DPR suspends Capital Oil, Sahara Petroleum and others From Importing Fuel
The Department of Petroleum Resources (DPR), the apex regulator of Nigeria’s oil and gas industry appears to have woken up from its long years of slumber as it has suspended the importation permit of six petrol depots in Lagos and Calabar for selling Premium Motor Spirit (PMS), otherwise called petrol, above the official ex-depot price of N77.66 per litre.
Other companies whose permit were suspended are Samon Petroleum, Fynefield Petroleum in Calabar, Cross River State and Stallionaire Petroleum in Lagos. The regulatory body alleged that the companies sold fuel above the government regulated price of N77.66k at the depot.
The DPR also slammed N10 million fine on each of the companies and directed the Petroleum Product Pricing Regulatory Agency (PPPRA) to revoke the companies’ allocations.
The DPR said it had put in place all necessary machinery to curb all incidents of profiteering, hoarding and other unwholesome practices by operators.
“The public is hereby advised to shun panic buying and report any noticeable infraction
to the DPR office nearest to them,” the statement said.
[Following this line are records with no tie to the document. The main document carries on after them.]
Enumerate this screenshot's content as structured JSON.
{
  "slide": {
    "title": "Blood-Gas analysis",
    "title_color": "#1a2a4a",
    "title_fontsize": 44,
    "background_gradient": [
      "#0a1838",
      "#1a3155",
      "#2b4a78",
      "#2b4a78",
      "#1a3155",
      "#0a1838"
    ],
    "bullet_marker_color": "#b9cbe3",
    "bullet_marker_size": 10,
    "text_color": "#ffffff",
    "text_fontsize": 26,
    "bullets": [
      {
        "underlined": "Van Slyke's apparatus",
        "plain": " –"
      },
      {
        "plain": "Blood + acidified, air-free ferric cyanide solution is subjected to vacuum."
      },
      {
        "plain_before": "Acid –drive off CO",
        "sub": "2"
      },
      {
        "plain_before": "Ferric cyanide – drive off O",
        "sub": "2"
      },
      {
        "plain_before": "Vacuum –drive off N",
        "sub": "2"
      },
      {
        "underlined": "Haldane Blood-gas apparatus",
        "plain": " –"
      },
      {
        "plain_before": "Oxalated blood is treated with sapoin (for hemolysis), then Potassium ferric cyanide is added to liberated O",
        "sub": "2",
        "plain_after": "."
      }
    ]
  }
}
The action was the first time in a decade that the organisation would apply sanctions of such magnitude on erring operators, who allegedly shortchanged Nigerians, especially during the period of crisis.
The agency has over the years demonstrated lack of capacity to regulate the depot owners, who sell products at exorbitant prices to retail outlets and has concentrated efforts in sanctioning the filling stations that sell above official prices, despite the fact that they also buy above the official prices at the depots.
But citing its powers under the Petroleum Control Act of 1967 and the Petroleum Act of 1969 (as amended), the agency in a circular with reference number PI/PAD/25/Vol.1/360 of December 11, 2015, stated that the importation permit of the six depots had been suspended for three months for selling PMS above the stipulated official price of N77.66.
According to the agency, Folawiyo was sanctioned for allowing Sahara Petroleum to use its depot to breach the stipulated price.
The level of involvement of Capital Oil was not clear as the company does not import petrol but is only used by the Pipeline Products and Marketing Company (PPMC), a subsidiary of the Nigerian National Petroleum Corporation (NNPC) and other marketers to sell their imported products.